Letters to the Editor

Letters posted here are associated with the following Salon Premium Member:

Laurel962

Published Letters: 486     Editor's Choice: 37

  • Misinterpreting

    [Read the article: Murderous vegans]
    [Read more letters about this article: Here]

    I think many posters here are misinterpreting Ms. Planck's article, or never read it to begin with. It's also helpful if you have actually her thoughtful book, "Real Food". She's hardly anti-vegetable or suggesting that people live on MacDonalds, and she is, in fact, a strong proponent of organic foods.

    While I think that ADULTS can live very well on a vegan diet IF they understand nutrition, food combining and so on, it is not an appropriate diet for INFANTS. It may be OK for young children above the age of toddlers, again if the parents are really knowledgeable about what they are doing and provide a really well-balanced diet.

    BUT...and this is a big but...that is a minority of vegans (or even vegetarians), in my experience. Most so-called "vegan's/vegetarians" in the US are really people who just like eating a strange restricted diet, usually with the goal of weight loss in mind and little else.
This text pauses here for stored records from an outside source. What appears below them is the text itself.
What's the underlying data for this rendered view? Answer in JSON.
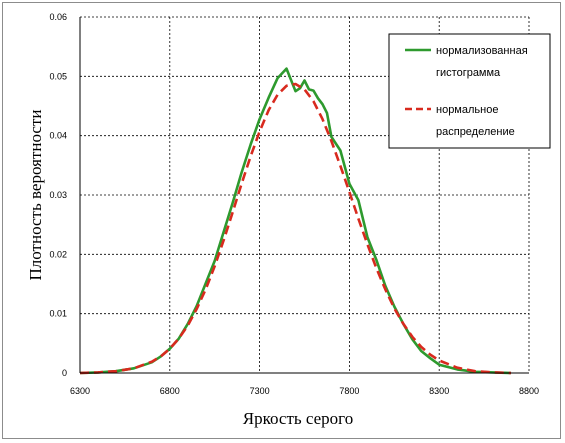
{
  "chart_data": {
    "type": "line",
    "xlabel": "Яркость серого",
    "ylabel": "Плотность вероятности",
    "xlim": [
      6300,
      8800
    ],
    "ylim": [
      0,
      0.06
    ],
    "x_ticks": [
      "6300",
      "6800",
      "7300",
      "7800",
      "8300",
      "8800"
    ],
    "y_ticks": [
      "0",
      "0.01",
      "0.02",
      "0.03",
      "0.04",
      "0.05",
      "0.06"
    ],
    "grid": "dashed",
    "legend_position": "top-right",
    "series": [
      {
        "name": "нормализованная гистограмма",
        "color": "#2e9a2e",
        "style": "solid",
        "x": [
          6300,
          6400,
          6500,
          6600,
          6700,
          6750,
          6800,
          6850,
          6900,
          6950,
          7000,
          7050,
          7100,
          7150,
          7200,
          7250,
          7300,
          7350,
          7400,
          7450,
          7500,
          7525,
          7550,
          7575,
          7600,
          7625,
          7650,
          7675,
          7700,
          7750,
          7800,
          7850,
          7900,
          7950,
          8000,
          8050,
          8100,
          8150,
          8200,
          8250,
          8300,
          8400,
          8500,
          8600,
          8700
        ],
        "values": [
          0,
          0.0001,
          0.0003,
          0.0008,
          0.0018,
          0.0028,
          0.0041,
          0.0058,
          0.0083,
          0.0113,
          0.0151,
          0.0189,
          0.0238,
          0.0287,
          0.0338,
          0.0385,
          0.0428,
          0.0464,
          0.0497,
          0.0513,
          0.0475,
          0.048,
          0.0493,
          0.0478,
          0.0476,
          0.0463,
          0.0453,
          0.0438,
          0.0398,
          0.0375,
          0.0319,
          0.0291,
          0.0229,
          0.0191,
          0.0147,
          0.0112,
          0.0083,
          0.0057,
          0.0037,
          0.0025,
          0.0014,
          0.0006,
          0.0002,
          0.0001,
          0
        ]
      },
      {
        "name": "нормальное распределение",
        "color": "#d82a1e",
        "style": "dashed",
        "x": [
          6300,
          6400,
          6500,
          6600,
          6700,
          6750,
          6800,
          6850,
          6900,
          6950,
          7000,
          7050,
          7100,
          7150,
          7200,
          7250,
          7300,
          7350,
          7400,
          7450,
          7500,
          7550,
          7600,
          7650,
          7700,
          7750,
          7800,
          7850,
          7900,
          7950,
          8000,
          8050,
          8100,
          8150,
          8200,
          8250,
          8300,
          8400,
          8500,
          8600,
          8700
        ],
        "values": [
          0,
          0.0001,
          0.0003,
          0.0008,
          0.0019,
          0.0028,
          0.0041,
          0.0058,
          0.008,
          0.0108,
          0.0141,
          0.018,
          0.0224,
          0.0271,
          0.0319,
          0.0365,
          0.0407,
          0.0443,
          0.0469,
          0.0484,
          0.0487,
          0.0478,
          0.0458,
          0.0428,
          0.0391,
          0.0349,
          0.0305,
          0.026,
          0.0217,
          0.0177,
          0.0141,
          0.0109,
          0.0083,
          0.0061,
          0.0044,
          0.0031,
          0.0021,
          0.0009,
          0.0003,
          0.0001,
          0
        ]
      }
    ]
  }
}
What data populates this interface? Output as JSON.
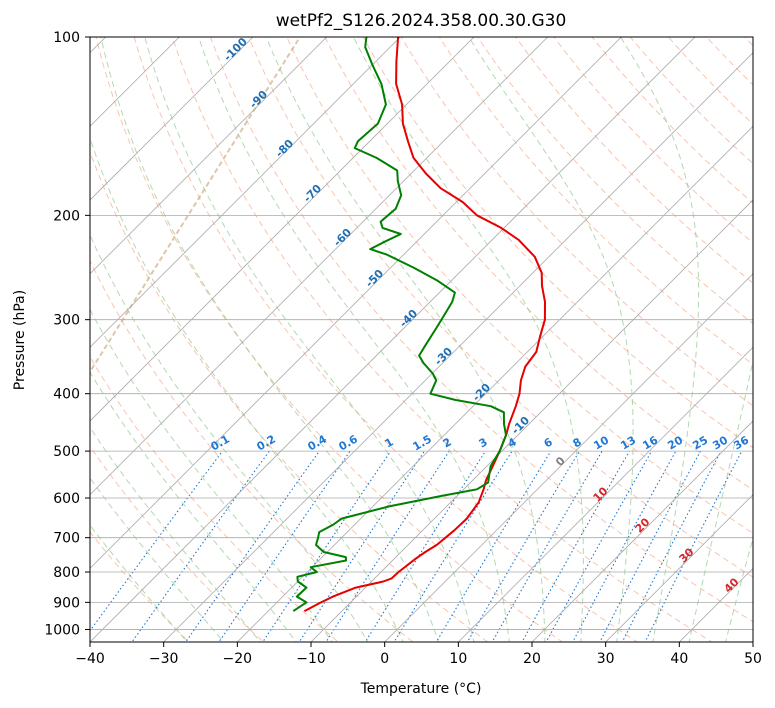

Add to that a certain number who are very (perhaps overly) sentimental about animals and who think of farm stock as "pets" (such as in "Babe" or "Charlotte's Web").

    Because their dietary choices are based on this, and not on science or nutrition, you often find these so-called "vegan/vegetarians" eating bizarre things that are probably no healthier than the meat or dairy stuff they gave up -- I have seen women trying to get by on little more than salads, spritzed with vinegar and low-fat, sugar-free soy yogurt and diet sodas -- day after day -- who proudly call themselves vegan/vegetarians! Then of course they wonder why they are hungry all the time, and given to bingeing on fat-free, low-carb gluten-free organic cookies.

    I think we are a culture that is very badly out of balance in regard to simple, normal, healthy eating and that it shows in BOTH the immense growth of vegan/vegetarianism AND obesity AND anorexia....it is at every possible end of the spectrum. We obsess over everything we eat, yet we gulp food down on the run. We rarely cook anything ourselves from scratch, and then get pissed off at the strange brew of additives and chemicals that manufacturers put in our foods. Mostly, we want what we eat to "cure us" of overeating and obesity by magically either adding (oat bran! fiber! Omega-3!) or subtracting (low-fat! low-sugar! low-carb!) some ingredient which will promise us beauty and eternal youth.

    I suspect that the parents in this case were not so much deliberat;y starving their baby out of "stupidity" as is stated so many times but out of a heartfelt belief that they could have controlled their child's biological destiny, i.e., to have ensured the child would be thin. Probably as the poor little tike shiveled away, they congratulated themselves on how THEIR baby wasn't fat -- not like other people's awful, chubby toddlers -- and would be physically attractive, skinny, cute, HEALTHY, in the lowest possible percentile for weight for their age, etc. I imagine they also told themselves that if the baby got breast milk, that was FOOD FROM AN ANIMAL (yup, a human animal) and ergo, must be bad.

    They went absurdly too far, of course, and are certainly guilty of the crimes they were convicted of. But I do not see their behavior as significantly different of MANY people in my acquaintance who are on eccentric no-meat, no-fat, no-carb diets....who think they can starve themselves to perfection.

    There is no perfection in life. Accept that. If you are an adult, please eat what you want...and shut up about it. If you are a parent of an infant though, you need to stop obsessing and accept what science knows about infant nutrition. That's all Ms. Planck is saying -- she's not denying any adults the right to choose their own foods -- and it's basic common sense.